Midland Ventures, Inc., a South Dakota corporation (appellant), has owned and operated a roller skating rink known as Rolla-way U.S.A. in Aberdeen, South Dakota. In the course of its operation of Rollaway U.S.A., appellant received receipts from the sales of tickets or admissions to its customers. The purchase price of these tickets or admissions included South Dakota retail sales tax as an element of the purchase price. For the period of November 1975 through April 1980, appellant paid a four percent South Dakota retail sales tax on these receipts. At this time, the statutory rate was three percent. For the period of May 1980 through December 1980 appellant paid a five percent sales tax when the statutory rate was four percent. Appellant applied for a tax refund, which the Department denied based upon Senate Bill 40.1 Enacted by the South Dakota Legislature in 1981, Senate Bill 40 amended the sales tax upward by one percent, retroactive to 1969. The bill became law in January 1981 and its constitutionality was upheld in State ex rel. Van Emmerik v. Janklow, 304 N.W.2d 700 (S.D.1981).
Appellant appeals the circuit court judgments affirming the Department’s denial of the tax refund, and alleges that the rule of Van Emmerik does not apply. The issue on appeal is whether the Van Emmerik rule prohibits a tax refund where a retailer did not collect the tax directly from the consumer.
The circuit court found as a finding of fact that appellant had collected sales tax from its customers and concluded that Van Emmerik applied, prohibiting the tax refund. Van Emmerik involved retail sales tax directly billed to and paid by utility customers. In Van Emmerik, this court upheld the constitutionality of the retroactive statute where the excess taxes paid by the utilities had been passed on to its customers who had shared in the public benefits of those collected taxes.
Appellant alleges that because it did not separately state the South Dakota retail sales tax when it charged its customers for admission tickets to Rollaway U.S.A. it did not collect the tax directly from the consumer. Rather, appellant contends it paid the tax on gross receipts and that Van Emmerik does not apply.
The retail sales tax is imposed on a retailer’s gross receipts. SDCL 10-45-2. The sales tax involved is actually the responsibility of the retailer, not the consumer. State ex rel. Van Emmerik v. Janklow, supra; SDCL 10-45-27. The retailer may pass the sales tax on to its customers as per the tax collection schedule, SDCL 10-45-23, or the retailer may simply fail to add the tax to the price paid by the consumer. SDCL 10-45-22. See State ex rel. Van Emmerik v. Janklow, supra.

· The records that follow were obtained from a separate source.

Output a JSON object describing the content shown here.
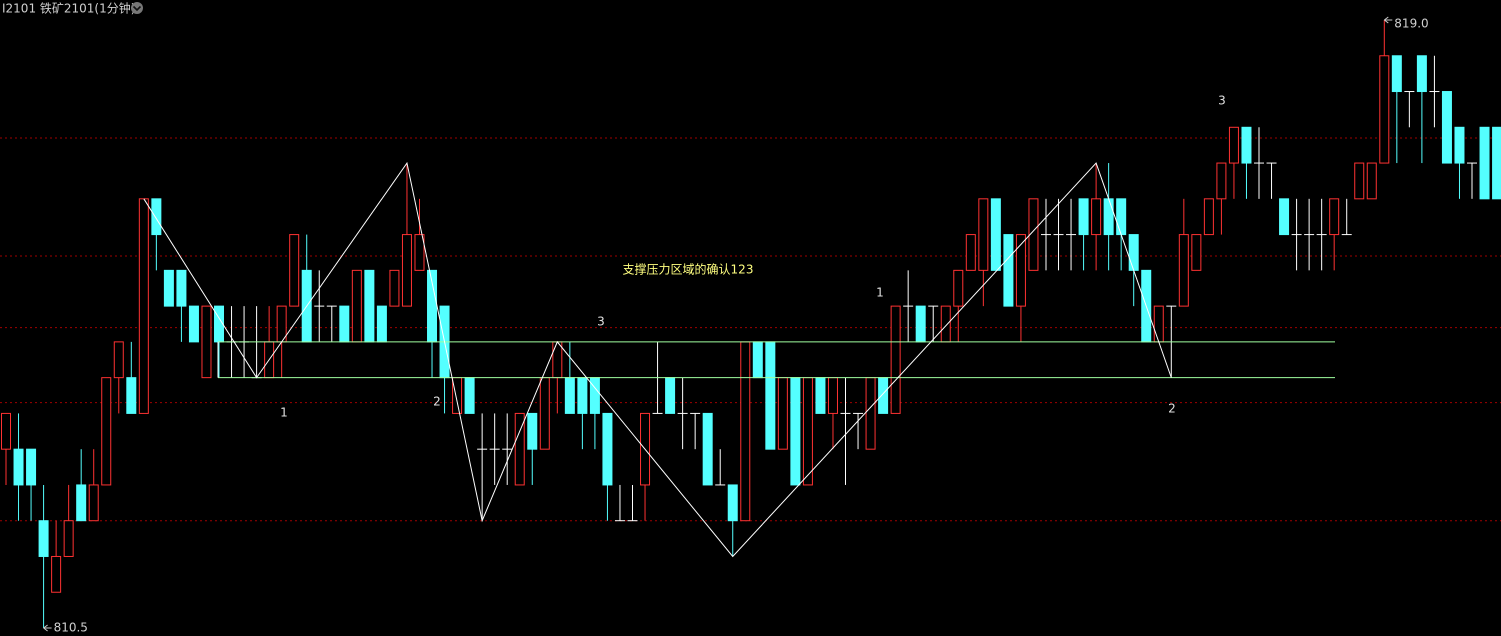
{
  "chart_data": {
    "type": "candlestick",
    "title": "I2101 铁矿2101(1分钟)",
    "up_color": "#ff3232",
    "down_color": "#54ffff",
    "doji_color": "#ffffff",
    "ylim": [
      810.5,
      819
    ],
    "grid": true,
    "grid_color": "#a00000",
    "grid_levels": [
      817.35,
      815.7,
      814.7,
      813.65,
      812
    ],
    "open": [
      813,
      813,
      813,
      812,
      811,
      811.5,
      812.5,
      812,
      812.5,
      814,
      814,
      813.5,
      816.5,
      815.5,
      815.5,
      815,
      814,
      815,
      814.5,
      814.5,
      814,
      814,
      814.5,
      815,
      815.5,
      815,
      815,
      815,
      814.5,
      815.5,
      815,
      815,
      815,
      815.5,
      815.5,
      815,
      813.5,
      814,
      813,
      813,
      813,
      812.5,
      813.5,
      813,
      814,
      814,
      814,
      814,
      813.5,
      812,
      812,
      812.5,
      813.5,
      814,
      813.5,
      813.5,
      813.5,
      812.5,
      812.5,
      812,
      814.5,
      814.5,
      813,
      814,
      812.5,
      814,
      813.5,
      813.5,
      813.5,
      813,
      814,
      813.5,
      815,
      815,
      815,
      814.5,
      815,
      815.5,
      815.5,
      816.5,
      816,
      815,
      815.5,
      816,
      816,
      816,
      816.5,
      816,
      816.5,
      816.5,
      816,
      815.5,
      814.5,
      815,
      815,
      815.5,
      816,
      816.5,
      817,
      817.5,
      817,
      817,
      816.5,
      816,
      816,
      816,
      816,
      816,
      816.5,
      816.5,
      817,
      818.5,
      818,
      818.5,
      818,
      818,
      817.5,
      817,
      817.5,
      817.5
    ],
    "high": [
      813.5,
      813.5,
      813,
      812.5,
      812,
      812.5,
      813,
      813,
      814,
      814.5,
      814.5,
      816.5,
      816.5,
      815.5,
      815.5,
      815,
      815,
      815,
      815,
      815,
      815,
      815,
      815,
      816,
      816,
      815.5,
      815,
      815,
      815.5,
      815.5,
      815,
      815.5,
      817,
      816.5,
      815.5,
      815,
      814,
      814,
      813.5,
      813.5,
      813.5,
      813.5,
      813.5,
      814,
      814.5,
      814.5,
      814,
      814,
      813.5,
      812.5,
      812.5,
      813.5,
      814.5,
      814,
      814,
      813.5,
      813.5,
      813,
      812.5,
      814.5,
      814.5,
      814.5,
      814,
      814,
      814,
      814,
      814,
      814,
      813.5,
      814,
      814,
      815,
      815.5,
      815,
      815,
      815,
      815.5,
      816,
      816.5,
      816.5,
      816,
      816,
      816.5,
      816.5,
      816.5,
      816.5,
      816.5,
      817,
      817,
      816.5,
      816,
      815.5,
      815,
      815,
      816.5,
      816,
      816.5,
      817,
      817.5,
      817.5,
      817.5,
      817,
      816.5,
      816.5,
      816.5,
      816.5,
      816.5,
      816.5,
      817,
      817,
      819,
      818.5,
      818,
      818.5,
      818.5,
      818,
      817.5,
      817,
      817.5,
      817.5
    ],
    "low": [
      812.5,
      812,
      812,
      810.5,
      811,
      811.5,
      812,
      812,
      812.5,
      813.5,
      813.5,
      813.5,
      815.5,
      815,
      814.5,
      814.5,
      814,
      814,
      814,
      814,
      814,
      814,
      814,
      815,
      814.5,
      814.5,
      814.5,
      814.5,
      814.5,
      814.5,
      814.5,
      815,
      815,
      815.5,
      814,
      813.5,
      813.5,
      813.5,
      812,
      812.5,
      812.5,
      812.5,
      812.5,
      813,
      813.5,
      813.5,
      813,
      813,
      812,
      812,
      812,
      812,
      813.5,
      813.5,
      813,
      813,
      812.5,
      812.5,
      811.5,
      812,
      814,
      813,
      813,
      812.5,
      812.5,
      813.5,
      813,
      812.5,
      813,
      813,
      813.5,
      813.5,
      814.5,
      814.5,
      814.5,
      814.5,
      814.5,
      815.5,
      815,
      815.5,
      815,
      814.5,
      815.5,
      815.5,
      815.5,
      815.5,
      815.5,
      815.5,
      815.5,
      815.5,
      815,
      814.5,
      814.5,
      814,
      815,
      815.5,
      816,
      816,
      816.5,
      816.5,
      816.5,
      816.5,
      816,
      815.5,
      815.5,
      815.5,
      815.5,
      816,
      816.5,
      816.5,
      817,
      817,
      817.5,
      817,
      817.5,
      817,
      816.5,
      816.5,
      816.5,
      816.5
    ],
    "close": [
      813.5,
      812.5,
      812.5,
      811.5,
      811.5,
      812,
      812,
      812.5,
      814,
      814.5,
      813.5,
      816.5,
      816,
      815,
      815,
      814.5,
      815,
      814.5,
      814.5,
      814.5,
      814,
      814.5,
      815,
      816,
      814.5,
      815,
      815,
      814.5,
      815.5,
      814.5,
      814.5,
      815.5,
      816,
      816,
      814.5,
      814,
      814,
      813.5,
      813,
      813,
      813,
      813.5,
      813,
      814,
      814.5,
      813.5,
      813.5,
      813.5,
      812.5,
      812,
      812,
      813.5,
      813.5,
      813.5,
      813.5,
      813.5,
      812.5,
      812.5,
      812,
      814.5,
      814,
      813,
      814,
      812.5,
      814,
      813.5,
      814,
      813.5,
      813.5,
      814,
      813.5,
      815,
      815,
      814.5,
      815,
      815,
      815.5,
      816,
      816.5,
      815.5,
      815,
      816,
      816.5,
      816,
      816,
      816,
      816,
      816.5,
      816,
      816,
      815.5,
      814.5,
      815,
      815,
      816,
      816,
      816.5,
      817,
      817.5,
      817,
      817,
      817,
      816,
      816,
      816,
      816,
      816.5,
      816,
      817,
      817,
      818.5,
      818,
      818,
      818,
      818,
      817,
      817,
      817,
      816.5,
      816.5
    ],
    "levels": [
      814.5,
      814
    ],
    "level_color": "#a0ffa0",
    "zigzag": {
      "x": [
        11,
        20,
        32,
        38,
        44,
        58,
        87,
        93
      ],
      "values": [
        816.5,
        814,
        817,
        812,
        814.5,
        811.5,
        817,
        814
      ],
      "color": "#ffffff"
    },
    "annotation": "支撑压力区域的确认123",
    "labels": [
      "1",
      "2",
      "3",
      "1",
      "2",
      "3"
    ],
    "high_marker": {
      "value": 819,
      "label": "819.0"
    },
    "low_marker": {
      "value": 810.5,
      "label": "810.5"
    }
  }
}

In the present case, appellant calculated the gross sales tax by listing its receipts, reducing that amount by the percentage of tax collected from its customers to determine taxable receipts and then multiplying by four percent (or five percent) to determine the sales tax paid. The following formula represents this process: (Receipts 1.04 = Taxable Receipts X .04 = Sales Tax Paid). As Department correctly *302points out, if appellant was absorbing the tax and not passing the tax on to its consumers, the correct method of computing the tax would be four percent (or five percent) of “Receipts.”
In examining the evidence, the circuit court found that appellant included the South Dakota retail sales tax as an element of the purchase price of the admission tickets. Findings of fact will not be set aside unless clearly erroneous, SDCL 15-6-52(a), and we are not left with a firm conviction that the trial court erred. See In re Estate of Hobelsberger, 85 S.D. 282, 181 N.W.2d 455 (1970). We agree that appellant included the retail sales tax in the purchase price of the admission tickets and thus collected the sales tax from the consumer.
Further, we perceive that appellant is misreading Van Emmerik. Van Emmerik dealt with the legal incidence of the retroactive tax, not its economic incidence. The challenge in Van Emmerik went to the constitutionality of the retroactivity, not to the manner in which the tax was collected. Consequently, distinguishing Van Emmerik on the basis that the retailers utilized different methods to collect the tax fails since, by law, the retail sales tax is the retailer’s liability and is imposed on gross receipts; it is not the responsibility of the ultimate consumer.
We affirm the judgments of the circuit court.
FOSHEIM, C.J., and WOLLMAN and DUNN, JJ., concur. HENDERSON, J., dissents.. This one percent sales tax controversy has been the subject of previous litigation. See Matter of Sales Tax Refund Applications, 298 N.W.2d 799 (S.D.1980); Van Emmerik v. State, 298 N.W.2d 804 (S.D.1980); State ex rel. Van Emmerik v. Janklow, 304 N.W.2d 700 (S.D.1981).